L'ENA n'est pas une école, c'est avant tout le marchepied vers la fonction publique. Et quand l'Etat s'engage, c'est pour 80 ans (oui, il faut aussi compter la retraite). Autant être sûr qu'on mise sur le bon cheval (même si la problématique est différente du billet d'hier).
J'ai récemment passé un oral et je tiens à rassurer tout le monde : on ne m'a jamais demandé pourquoi j'avais envie d'occuper les fonctions pour lesquelles je postulais. On ne m'a jamais demandé quelles étaient les qualités que je pensais avoir pour occuper avec brio ce poste. On ne m'a jamais demandé pourquoi je me sentais faite pour ce métier. On m'a demandé les noms des Secrétaires généraux des Nations Unies, qui étaient les représentants de la négritude, ce que je pensais de la "juste mémoire" de Ricoeur et mille autres choses encore dignes de Julien Lepers. Mais sur mes compétences et mes motivations, rien. Et cela vaut pour tous les concours administratifs, l'ENA et les autres.
Il existe néanmoins de très bons énarques. Et critiquer les énarques comme s'ils n'étaient qu'un est stupide. D'ailleurs, la plupart des critiques émises sur l'ENA sont stupides. J'entendais notamment hier Philippe de Villiers, lui-même énarque (oui, TOUS les énarques ne sont irréprochables), affirmant sans sourciller : "l'ENA, ce sont 2 ans de formation purement théorique à l'issue desquels on est catapulté directement Directeur général de l'administration". Pour les novices, un DGA est, dans un ministère, le grand chef de tout ce qui est administratif : ressources humaines, affaires financières, achat de stylos en gros, etc.
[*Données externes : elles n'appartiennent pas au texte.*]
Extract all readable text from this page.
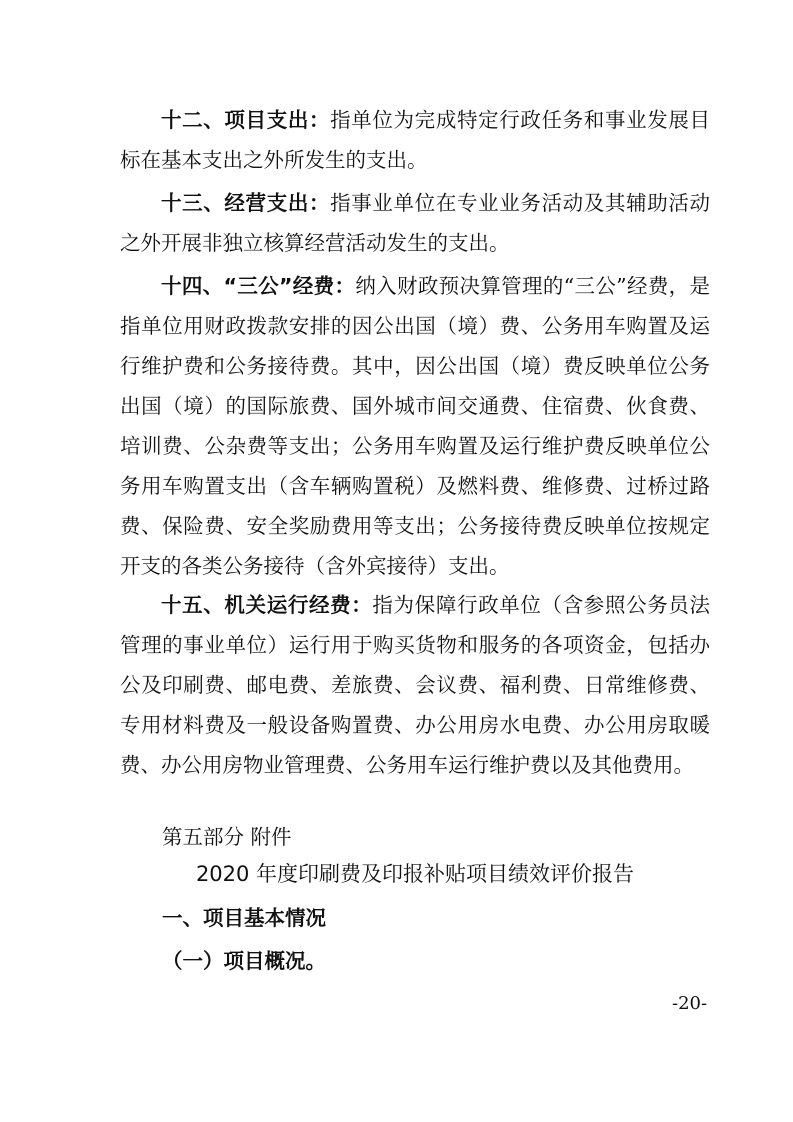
十二、项目支出：指单位为完成特定行政任务和事业发展目标在基本支出之外所发生的支出。

十三、经营支出：指事业单位在专业业务活动及其辅助活动之外开展非独立核算经营活动发生的支出。

十四、“三公”经费：纳入财政预决算管理的“三公”经费，是指单位用财政拨款安排的因公出国（境）费、公务用车购置及运行维护费和公务接待费。其中，因公出国（境）费反映单位公务出国（境）的国际旅费、国外城市间交通费、住宿费、伙食费、培训费、公杂费等支出；公务用车购置及运行维护费反映单位公务用车购置支出（含车辆购置税）及燃料费、维修费、过桥过路费、保险费、安全奖励费用等支出；公务接待费反映单位按规定开支的各类公务接待（含外宾接待）支出。

十五、机关运行经费：指为保障行政单位（含参照公务员法管理的事业单位）运行用于购买货物和服务的各项资金，包括办公及印刷费、邮电费、差旅费、会议费、福利费、日常维修费、专用材料费及一般设备购置费、办公用房水电费、办公用房取暖费、办公用房物业管理费、公务用车运行维护费以及其他费用。

第五部分 附件
2020 年度印刷费及印报补贴项目绩效评价报告
一、项目基本情况
（一）项目概况。
-20-
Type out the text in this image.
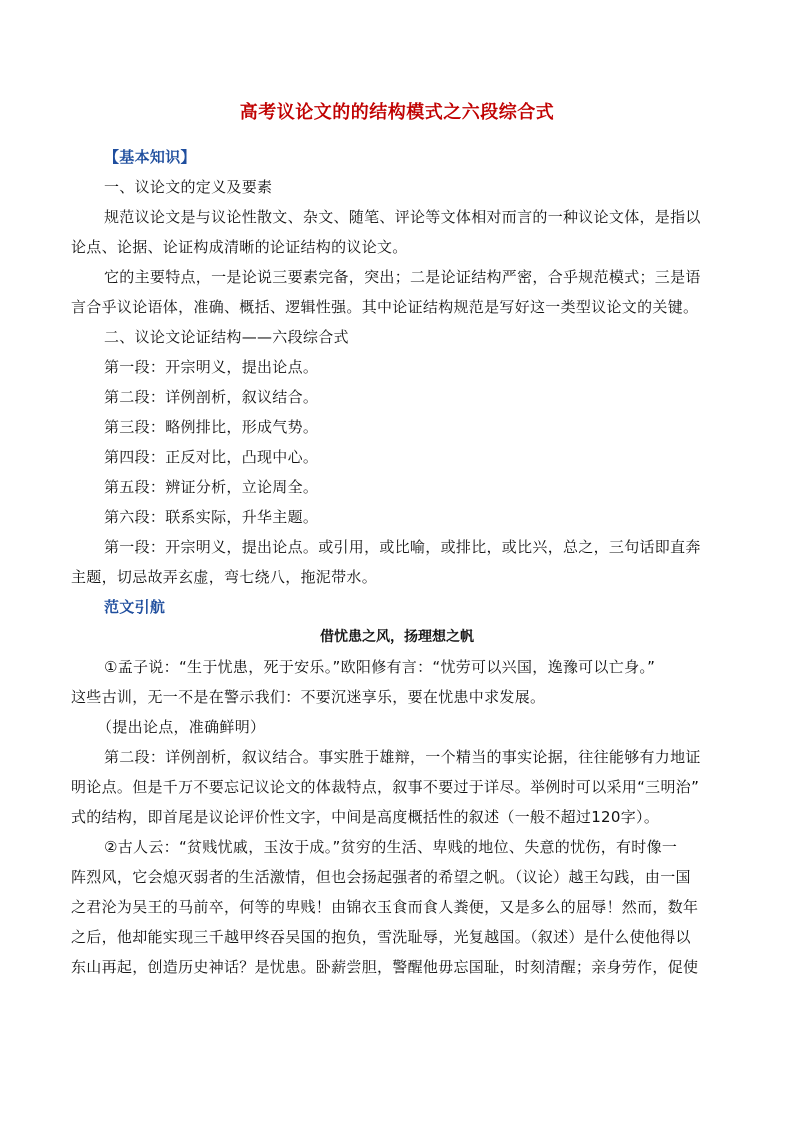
高考议论文的的结构模式之六段综合式

【基本知识】

一、议论文的定义及要素

规范议论文是与议论性散文、杂文、随笔、评论等文体相对而言的一种议论文体，是指以

论点、论据、论证构成清晰的论证结构的议论文。

它的主要特点，一是论说三要素完备，突出；二是论证结构严密，合乎规范模式；三是语

言合乎议论语体，准确、概括、逻辑性强。其中论证结构规范是写好这一类型议论文的关键。

二、议论文论证结构——六段综合式

第一段：开宗明义，提出论点。

第二段：详例剖析，叙议结合。

第三段：略例排比，形成气势。

第四段：正反对比，凸现中心。

第五段：辨证分析，立论周全。

第六段：联系实际，升华主题。

第一段：开宗明义，提出论点。或引用，或比喻，或排比，或比兴，总之，三句话即直奔

主题，切忌故弄玄虚，弯七绕八，拖泥带水。

范文引航

借忧患之风，扬理想之帆

①孟子说：“生于忧患，死于安乐。”欧阳修有言：“忧劳可以兴国，逸豫可以亡身。”

这些古训，无一不是在警示我们：不要沉迷享乐，要在忧患中求发展。

（提出论点，准确鲜明）

第二段：详例剖析，叙议结合。事实胜于雄辩，一个精当的事实论据，往往能够有力地证

明论点。但是千万不要忘记议论文的体裁特点，叙事不要过于详尽。举例时可以采用“三明治”

式的结构，即首尾是议论评价性文字，中间是高度概括性的叙述（一般不超过120字）。

②古人云：“贫贱忧戚，玉汝于成。”贫穷的生活、卑贱的地位、失意的忧伤，有时像一

阵烈风，它会熄灭弱者的生活激情，但也会扬起强者的希望之帆。（议论）越王勾践，由一国

之君沦为吴王的马前卒，何等的卑贱！由锦衣玉食而食人粪便，又是多么的屈辱！然而，数年

之后，他却能实现三千越甲终吞吴国的抱负，雪洗耻辱，光复越国。（叙述）是什么使他得以

东山再起，创造历史神话？是忧患。卧薪尝胆，警醒他毋忘国耻，时刻清醒；亲身劳作，促使
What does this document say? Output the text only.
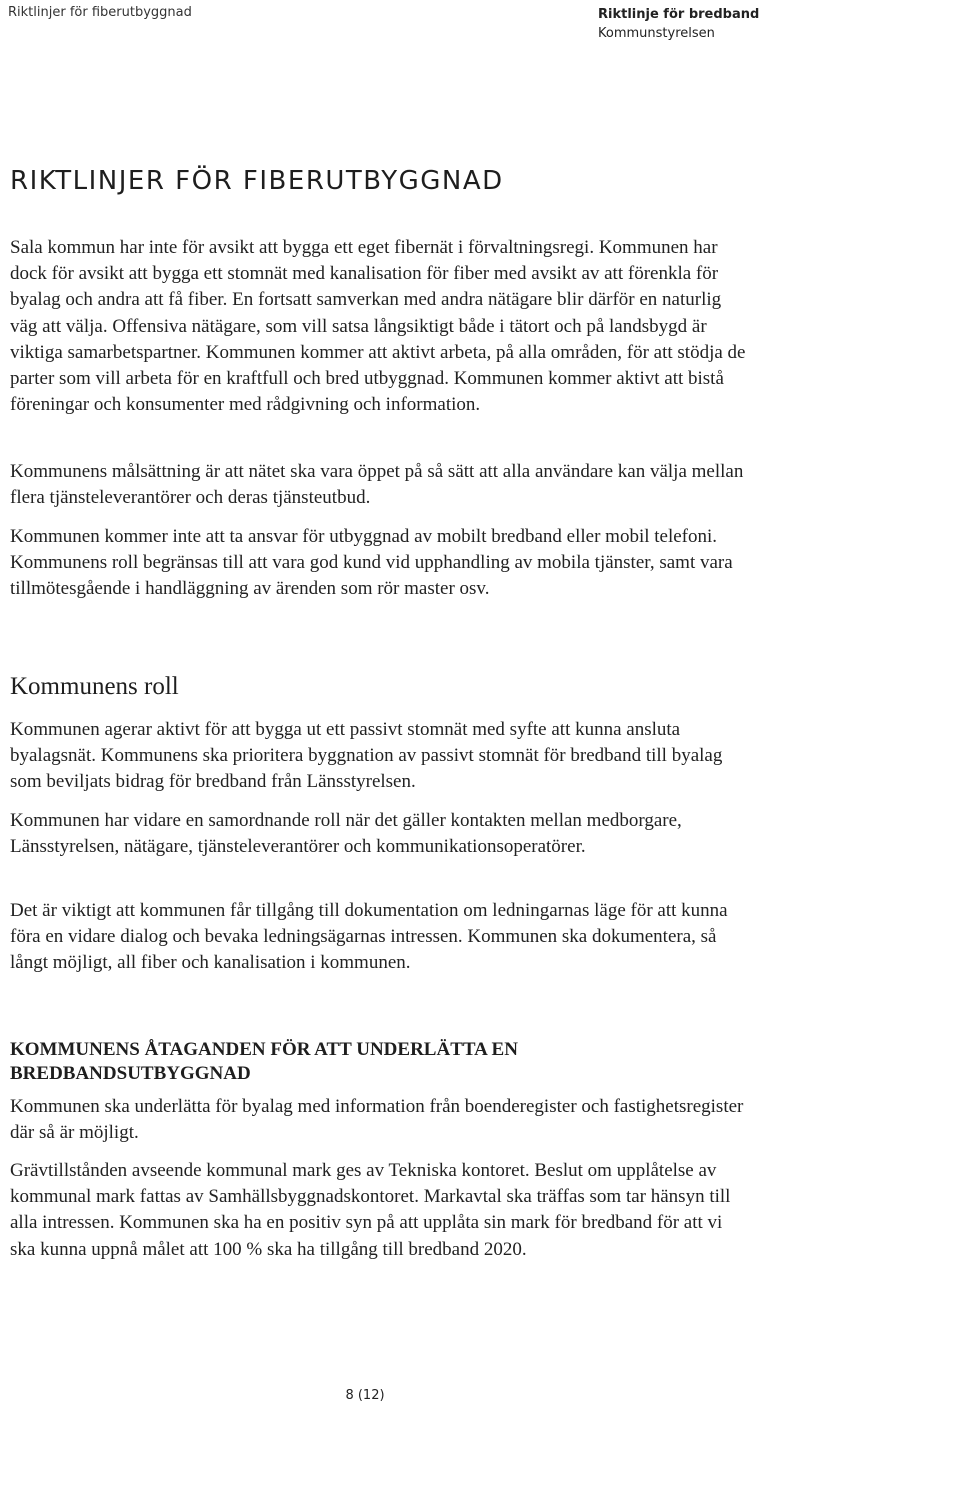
Riktlinjer för fiberutbyggnad	Riktlinje för bredband
Kommunstyrelsen
RIKTLINJER FÖR FIBERUTBYGGNAD

Sala kommun har inte för avsikt att bygga ett eget fibernät i förvaltningsregi. Kommunen har dock för avsikt att bygga ett stomnät med kanalisation för fiber med avsikt av att förenkla för byalag och andra att få fiber. En fortsatt samverkan med andra nätägare blir därför en naturlig väg att välja. Offensiva nätägare, som vill satsa långsiktigt både i tätort och på landsbygd är viktiga samarbetspartner. Kommunen kommer att aktivt arbeta, på alla områden, för att stödja de parter som vill arbeta för en kraftfull och bred utbyggnad. Kommunen kommer aktivt att bistå föreningar och konsumenter med rådgivning och information.

Kommunens målsättning är att nätet ska vara öppet på så sätt att alla användare kan välja mellan flera tjänsteleverantörer och deras tjänsteutbud.

Kommunen kommer inte att ta ansvar för utbyggnad av mobilt bredband eller mobil telefoni. Kommunens roll begränsas till att vara god kund vid upphandling av mobila tjänster, samt vara tillmötesgående i handläggning av ärenden som rör master osv.

Kommunens roll

Kommunen agerar aktivt för att bygga ut ett passivt stomnät med syfte att kunna ansluta byalagsnät. Kommunens ska prioritera byggnation av passivt stomnät för bredband till byalag som beviljats bidrag för bredband från Länsstyrelsen.

Kommunen har vidare en samordnande roll när det gäller kontakten mellan medborgare, Länsstyrelsen, nätägare, tjänsteleverantörer och kommunikationsoperatörer.

Det är viktigt att kommunen får tillgång till dokumentation om ledningarnas läge för att kunna föra en vidare dialog och bevaka ledningsägarnas intressen. Kommunen ska dokumentera, så långt möjligt, all fiber och kanalisation i kommunen.

KOMMUNENS ÅTAGANDEN FÖR ATT UNDERLÄTTA EN BREDBANDSUTBYGGNAD

Kommunen ska underlätta för byalag med information från boenderegister och fastighetsregister där så är möjligt.

Grävtillstånden avseende kommunal mark ges av Tekniska kontoret. Beslut om upplåtelse av kommunal mark fattas av Samhällsbyggnadskontoret. Markavtal ska träffas som tar hänsyn till alla intressen. Kommunen ska ha en positiv syn på att upplåta sin mark för bredband för att vi ska kunna uppnå målet att 100 % ska ha tillgång till bredband 2020.

8 (12)
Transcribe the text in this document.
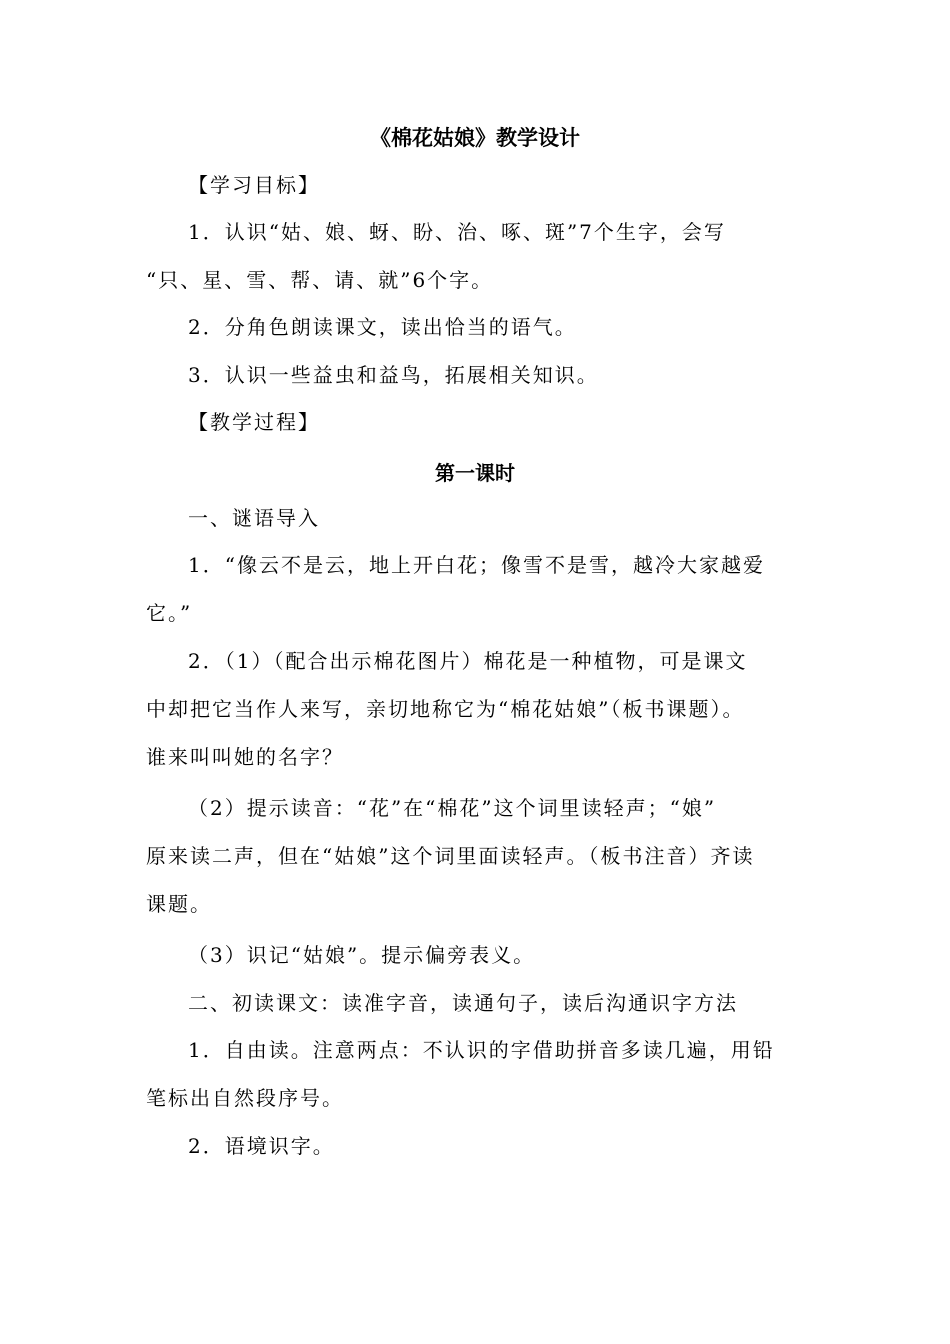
《棉花姑娘》教学设计

【学习目标】

1．认识“姑、娘、蚜、盼、治、啄、斑”7个生字，会写

“只、星、雪、帮、请、就”6个字。

2．分角色朗读课文，读出恰当的语气。

3．认识一些益虫和益鸟，拓展相关知识。

【教学过程】

第一课时

一、谜语导入

1．“像云不是云，地上开白花；像雪不是雪，越冷大家越爱

它。”

2．（1）（配合出示棉花图片）棉花是一种植物，可是课文

中却把它当作人来写，亲切地称它为“棉花姑娘”（板书课题）。
谁来叫叫她的名字？

（2）提示读音：“花”在“棉花”这个词里读轻声；“娘”

原来读二声，但在“姑娘”这个词里面读轻声。（板书注音）齐读
课题。

（3）识记“姑娘”。提示偏旁表义。

二、初读课文：读准字音，读通句子，读后沟通识字方法

1．自由读。注意两点：不认识的字借助拼音多读几遍，用铅

笔标出自然段序号。

2．语境识字。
Un poste vaguement à responsabilité en somme. Si j'arrête 3 secondes l'ironie, c'est le Grand Schtroumpf juste après le Ministre et son Directeur de Cabinet.
Dans la phrase de de Villiers, on repère immédiatement deux conneries monumentales (et il ne faut jamais dire de conneries quand on critique quelque chose, sinon, on perd immédiatement toute crédibilité) :
- la formation se fait pour plus de la moitié de la scolarité en stage. Pour en avoir parlé avec plusieurs énarques, je ne considère définitivement pas qu'être de permanence le 24 décembre, le 25 décembre, le 31 décembre, le 1er janvier, les dimanches et les jours fériés pour garder une préfecture soit une formation théorique pépère.
- un énarque débute sa carrière dans un ministère en tant qu'administrateur civil, avec tout au plus une demie-douzaine de personnes sous ses ordres. Ce qui est bien loin du DGA, poste pour lequel il faut attendre environ 30 ans de carrière.
Le problème principal que je vois dans toutes les critiques de l'ENA et des énarques est en fait une critique des élites, si répandue chez les Français, pasionaria de l'égalitarisme (cf. Le peuple et les Gros de Pierre Birnbaum : les Français détestent par essence le plus riche et le plus intelligent qu'eux, puisqu'il ne peut devoir tout cela qu'à une duperie-spoliation).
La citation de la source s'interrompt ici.